【新型コロナ】『マスクの品格』の著者に聞く 子供にマスクは着けさせるべきか
子供用マスクの必要性は?
それでは、いよいよ子供にマスクを装着させるか否かを考えてみよう。
「結論を先に申し上げると、厚労省の規準と同様のフィルターを用いた、子供用の防塵マスクを発売しているメーカーがあります。私の調査結果では、ぴったり子供の顔にフィットし漏れ率が相当に低い製品もありました。たとえ顔面とフィットせず、漏れ率が高くなってしまった衛生マスクでも、装着に少しでもメリットがあるのは大人用と同じです。ちなみに、ガーゼマスクはフィルターとしての機能に限界があります。大人用でも子供用でも感染防止には役立ちませんので注意してください」(同・大西教授)
装着に意味があると分かったとしても、着けさせること自体が大変という保護者もいるのではないだろうか。
小学生ならマスクの意義を説明し、装着を納得させることも可能かもしれない。それが保育園児や幼稚園児となると、理屈抜きでマスクを嫌がるケースも少なくないだろう。この時は、どうすればいいか。
「まず、感染リスクが高くパンデミックが迫った状況なのかどうか、感染者と接するような状況なのか、判断して行動する必要があります。その上で、幼児でも親がちゃんと説明すれば着用しているケースはあります。ただし嫌がる子供に無理矢理マスクを装着させたり、厳しく説教したり、感情的に怒ったりすると、子供は萎縮してしまいます」
大西准教授は「このデメリットと、マスクを付けることで得られるメリットと状況を鑑みて比較する」ことが重要だと指摘する。

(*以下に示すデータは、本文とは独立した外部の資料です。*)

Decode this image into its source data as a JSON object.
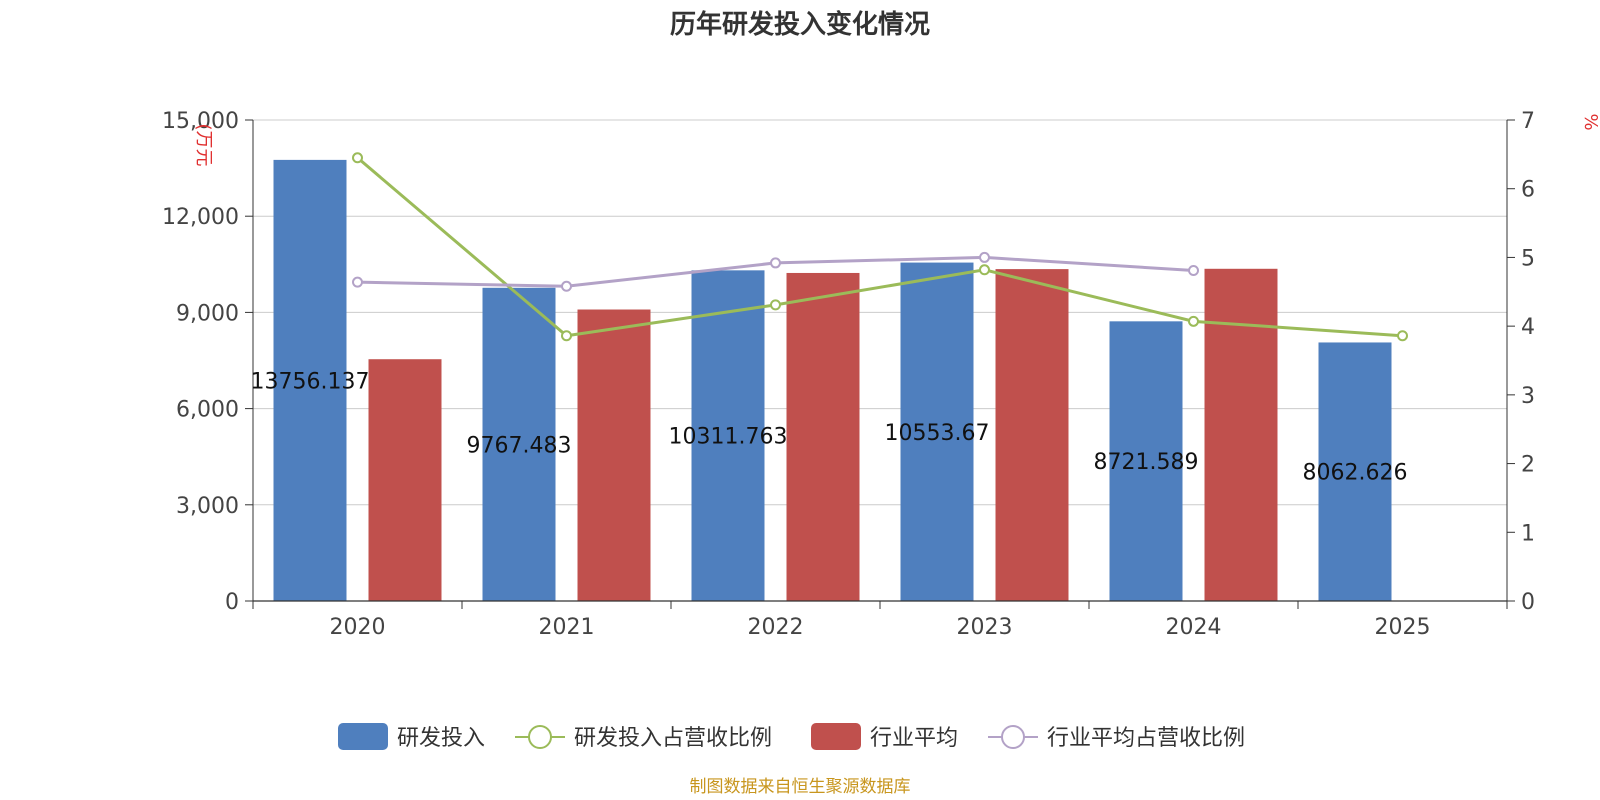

「大人自身がマスクに対して冷静な対応が求められるように、子供に対しても冷静な態度が求められるでしょう。大人でもマスクの正しい使い方を理解できていないのに、子供に正しい理解を求めるのは無理だと言わざるを得ません。初めのうちは周囲にマスクをしている人が多いことを教えると、マスクを付けるという行為を受け入れてくれるかもしれません」(同・大西教授)
大人用であれ子供用であれ、コンビニやドラッグストアでマスクが適正な価格で売られていれば購入する。だがネット通販などを使って、無理に買い求める必要はない。まして自分自身が買い占めを行うべきではない。子供がマスクを嫌がる場合は、無理強いはさせない――。
もし新型コロナウイルスの感染拡大が収束し、日常生活が復活したのなら、自分の顔に合う防塵用マスクを多めに購入し、家庭に備蓄しておくのは賢い手だ。
3か月分なら約100個という数になる。多すぎると思う方なら、1か月分の30個が目安になるだろうか————。
「日常生活で必要なマスクの数は、ウイルスが本当に猛威をふるい身近に迫った状況が、どの程度の期間、継続をするかによります。しかしそれまでにワクチンが開発され収束することを願いたいですね」(同・大西准教授)
そして最後に大西准教授は「どんなマスクも訓練とともに備えておかなければ、感染を防ぐアイテムにはならないことは肝に銘じて下さい」と呼びかけた。